Schedule

Friday. April 29, 2022
6:30pm-8:30pm – Patrons Dinner
This dinner will provide an opportunity for attendees to mingle with the speakers in a more intimate setting. The event will be held at a private residence in River Oaks. The address will be provided after registration. Proceeds from this dinner will be used to fund future Symposiums.
Generously sponsored by Ralph and Miki Lusk Norton

Saturday, April 30, 2022
University of Houston – Downtown, The Wilhelmina Cullen Robertson Auditorium

9:00am – Welcome Remarks
Heather Wooten, Executive Director, Texas State Historical Association
Jeff Dunn, President, San Jacinto Battleground Association
Jim E. Crisp, Ph.D., Moderator, Professor Emeritus, Department of History, North Carolina State University

9:30am – Richard McCaslin., Ph.D.
“Causes of the Texas Revolution from the Texan Colonist Perspective”
Dr. McCaslin, Professor of History, University of North Texas, will discuss the events that led to the Texas Revolution from the perspective of Anglo-American settlers and their reasons for severing political ties with Mexico as proclaimed in the Texas Declaration of Independence issued at Washington on the Brazos on March 2, 1836.  Disappointed with the lack of support from Mexico, alarmed at the regulations imposed on April 6, 1830, and alienated by Santa Anna’s imposition of a military dictatorship, an increasing number of Texans supported independence during the last few months prior to Sam Houston’s victory at San Jacinto.

10:15am-10:30am – Morning Break

10:30am – 11:15am – Art Martinez
“Causes of the Texas Revolution from the Perspective of Tejanos”
Art Martinez de Vara will discuss the antecedents of the Texas Revolution from the Tejano perspective. A select group of Tejanos liberals defied national loyalties and supported Texas Independence. Martinez de Vara will explore the Spanish/Mexican intellectual traditions that formed the socio-political construct of Tejano society and led to the political crises of 1835 – 1836.

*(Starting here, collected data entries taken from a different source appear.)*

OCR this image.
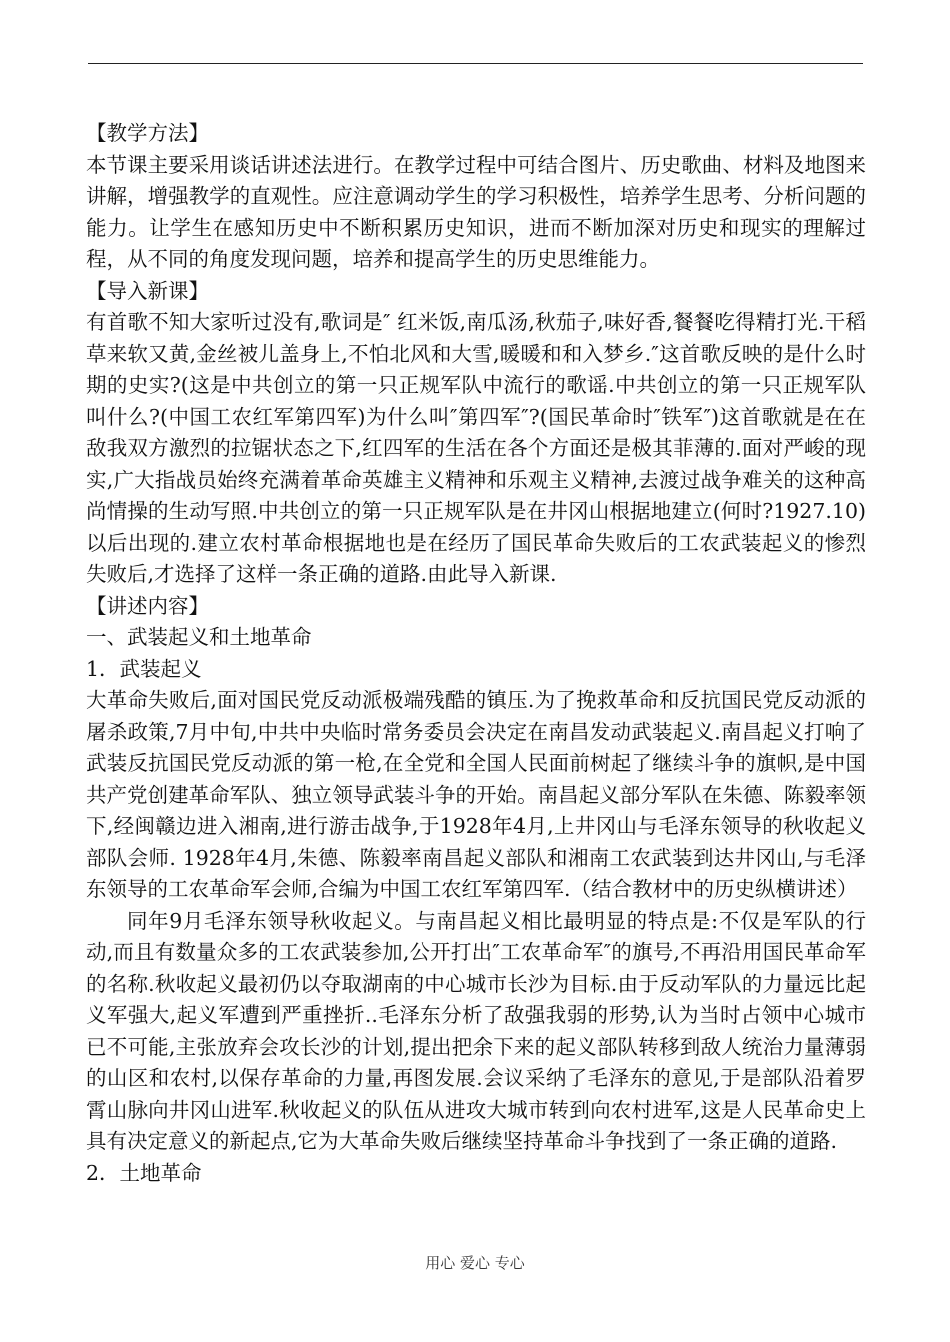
【教学方法】

本节课主要采用谈话讲述法进行。在教学过程中可结合图片、历史歌曲、材料及地图来讲解，增强教学的直观性。应注意调动学生的学习积极性，培养学生思考、分析问题的能力。让学生在感知历史中不断积累历史知识，进而不断加深对历史和现实的理解过程，从不同的角度发现问题，培养和提高学生的历史思维能力。

【导入新课】

有首歌不知大家听过没有,歌词是″ 红米饭,南瓜汤,秋茄子,味好香,餐餐吃得精打光.干稻草来软又黄,金丝被儿盖身上,不怕北风和大雪,暖暖和和入梦乡.″这首歌反映的是什么时期的史实?(这是中共创立的第一只正规军队中流行的歌谣.中共创立的第一只正规军队叫什么?(中国工农红军第四军)为什么叫″第四军″?(国民革命时″铁军″)这首歌就是在在敌我双方激烈的拉锯状态之下,红四军的生活在各个方面还是极其菲薄的.面对严峻的现实,广大指战员始终充满着革命英雄主义精神和乐观主义精神,去渡过战争难关的这种高尚情操的生动写照.中共创立的第一只正规军队是在井冈山根据地建立(何时?1927.10)以后出现的.建立农村革命根据地也是在经历了国民革命失败后的工农武装起义的惨烈失败后,才选择了这样一条正确的道路.由此导入新课.

【讲述内容】

一、武装起义和土地革命

1．武装起义

大革命失败后,面对国民党反动派极端残酷的镇压.为了挽救革命和反抗国民党反动派的屠杀政策,7月中旬,中共中央临时常务委员会决定在南昌发动武装起义.南昌起义打响了武装反抗国民党反动派的第一枪,在全党和全国人民面前树起了继续斗争的旗帜,是中国共产党创建革命军队、独立领导武装斗争的开始。南昌起义部分军队在朱德、陈毅率领下,经闽赣边进入湘南,进行游击战争,于1928年4月,上井冈山与毛泽东领导的秋收起义部队会师. 1928年4月,朱德、陈毅率南昌起义部队和湘南工农武装到达井冈山,与毛泽东领导的工农革命军会师,合编为中国工农红军第四军.（结合教材中的历史纵横讲述）

同年9月毛泽东领导秋收起义。与南昌起义相比最明显的特点是:不仅是军队的行动,而且有数量众多的工农武装参加,公开打出″工农革命军″的旗号,不再沿用国民革命军的名称.秋收起义最初仍以夺取湖南的中心城市长沙为目标.由于反动军队的力量远比起义军强大,起义军遭到严重挫折..毛泽东分析了敌强我弱的形势,认为当时占领中心城市已不可能,主张放弃会攻长沙的计划,提出把余下来的起义部队转移到敌人统治力量薄弱的山区和农村,以保存革命的力量,再图发展.会议采纳了毛泽东的意见,于是部队沿着罗霄山脉向井冈山进军.秋收起义的队伍从进攻大城市转到向农村进军,这是人民革命史上具有决定意义的新起点,它为大革命失败后继续坚持革命斗争找到了一条正确的道路.

2．土地革命

用心 爱心 专心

11:15am – 12:00pm – Andrew Torget., Ph.D.
“Slavery and the Causes of the Texas Revolution”
Dr. Torget will discuss the contentious topic of slavery’s role in bringing on the Texas Revolution.  Surveying the fights that took place between Texans and Mexico’s government during the years before 1835, Torget will explore both slavery’s role in the rebellion and why the revolution mattered so much for slavery’s future in Texas.

12:00pm – 1:30pmLunch Break. A boxed lunch is included for all attendees who are registered for the Symposium.

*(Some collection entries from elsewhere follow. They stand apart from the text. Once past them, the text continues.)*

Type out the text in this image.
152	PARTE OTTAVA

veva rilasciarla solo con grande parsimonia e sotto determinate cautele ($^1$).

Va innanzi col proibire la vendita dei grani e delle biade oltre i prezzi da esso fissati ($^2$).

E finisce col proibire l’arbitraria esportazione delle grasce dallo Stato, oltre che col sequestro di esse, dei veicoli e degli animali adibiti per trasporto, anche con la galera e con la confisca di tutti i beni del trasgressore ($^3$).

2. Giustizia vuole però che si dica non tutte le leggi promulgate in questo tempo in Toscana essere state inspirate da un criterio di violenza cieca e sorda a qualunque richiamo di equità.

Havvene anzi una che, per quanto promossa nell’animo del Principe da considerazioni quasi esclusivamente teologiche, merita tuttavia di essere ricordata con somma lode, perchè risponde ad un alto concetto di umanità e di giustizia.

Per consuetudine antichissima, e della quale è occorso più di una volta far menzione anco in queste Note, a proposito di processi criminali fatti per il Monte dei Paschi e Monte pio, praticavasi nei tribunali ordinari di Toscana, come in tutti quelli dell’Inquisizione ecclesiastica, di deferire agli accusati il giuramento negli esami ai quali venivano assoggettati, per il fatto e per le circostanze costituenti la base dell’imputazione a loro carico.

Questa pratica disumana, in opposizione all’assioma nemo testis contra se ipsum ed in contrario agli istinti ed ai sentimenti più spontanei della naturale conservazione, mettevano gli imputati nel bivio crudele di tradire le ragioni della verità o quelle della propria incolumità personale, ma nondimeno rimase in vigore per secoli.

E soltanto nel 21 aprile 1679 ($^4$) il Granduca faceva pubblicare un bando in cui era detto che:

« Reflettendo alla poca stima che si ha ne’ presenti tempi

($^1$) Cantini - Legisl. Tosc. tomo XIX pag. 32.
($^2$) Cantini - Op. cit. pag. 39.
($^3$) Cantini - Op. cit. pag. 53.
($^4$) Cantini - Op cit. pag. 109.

1:30pm – 2:15pm – Miguel Ángel González-Quiroga
“The Texas Revolution: A Mexican Perspective”
The presentation will deal with the way Mexicans viewed the Texas Revolution before, during and after the separation of Texas and the effects that it had on Mexico’s history.

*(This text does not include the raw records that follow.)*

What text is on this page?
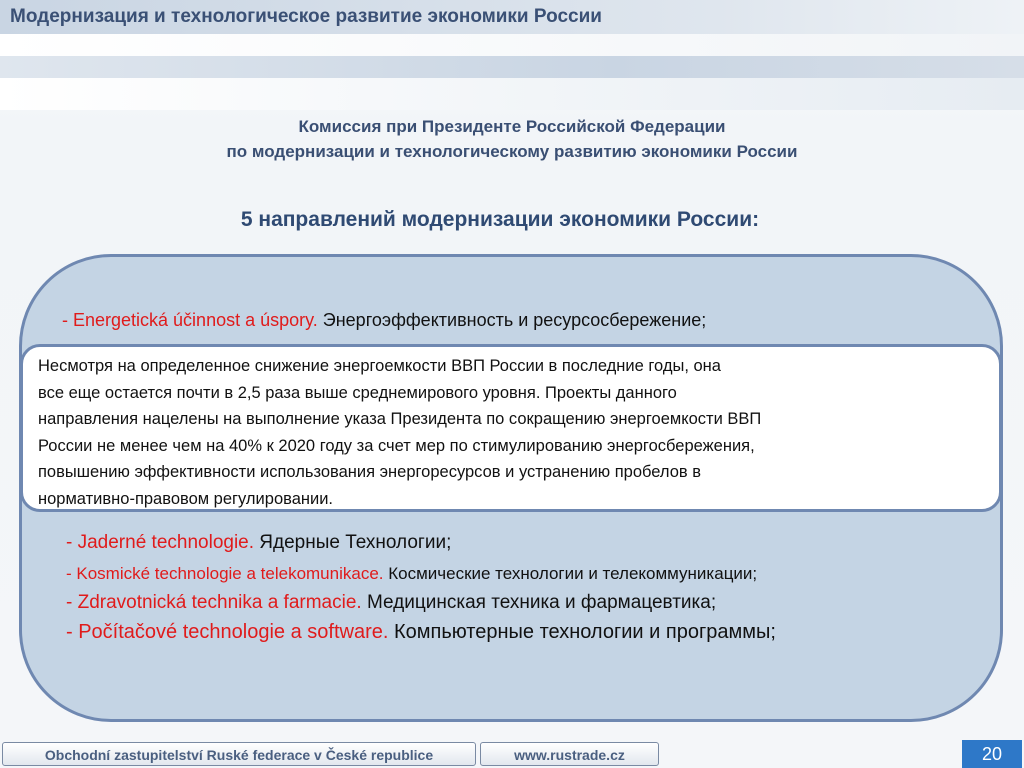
Модернизация и технологическое развитие экономики России
Комиссия при Президенте Российской Федерации
по модернизации и технологическому развитию экономики России
5 направлений модернизации экономики России:
- Energetická účinnost a úspory. Энергоэффективность и ресурсосбережение;
Несмотря на определенное снижение энергоемкости ВВП России в последние годы, она
все еще остается почти в 2,5 раза выше среднемирового уровня. Проекты данного
направления нацелены на выполнение указа Президента по сокращению энергоемкости ВВП
России не менее чем на 40% к 2020 году за счет мер по стимулированию энергосбережения,
повышению эффективности использования энергоресурсов и устранению пробелов в
нормативно-правовом регулировании.
- Jaderné technologie. Ядерные Технологии;
- Kosmické technologie a telekomunikace. Космические технологии и телекоммуникации;
- Zdravotnická technika a farmacie. Медицинская техника и фармацевтика;
- Počítačové technologie a software. Компьютерные технологии и программы;
Obchodní zastupitelství Ruské federace v České republice	www.rustrade.cz	20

2:15pm – 3:00pm – Sam W. Haynes, Ph.D.
“Solely, Purely, Simply American: The Americanization of the Texas Revolution”
After the clash between Anglo settlers and Mexican troops at Gonzales, rebel leaders called upon the United States to come to their aid, prompting many young American men to flock to Texas in violation of US neutrality laws. This presentation will examine the role of American citizens and the US government in the crisis in Texas, as the rebellion against centralist rule morphed into what would ultimately become a wider struggle between the United States and Mexico for control of the North American continent.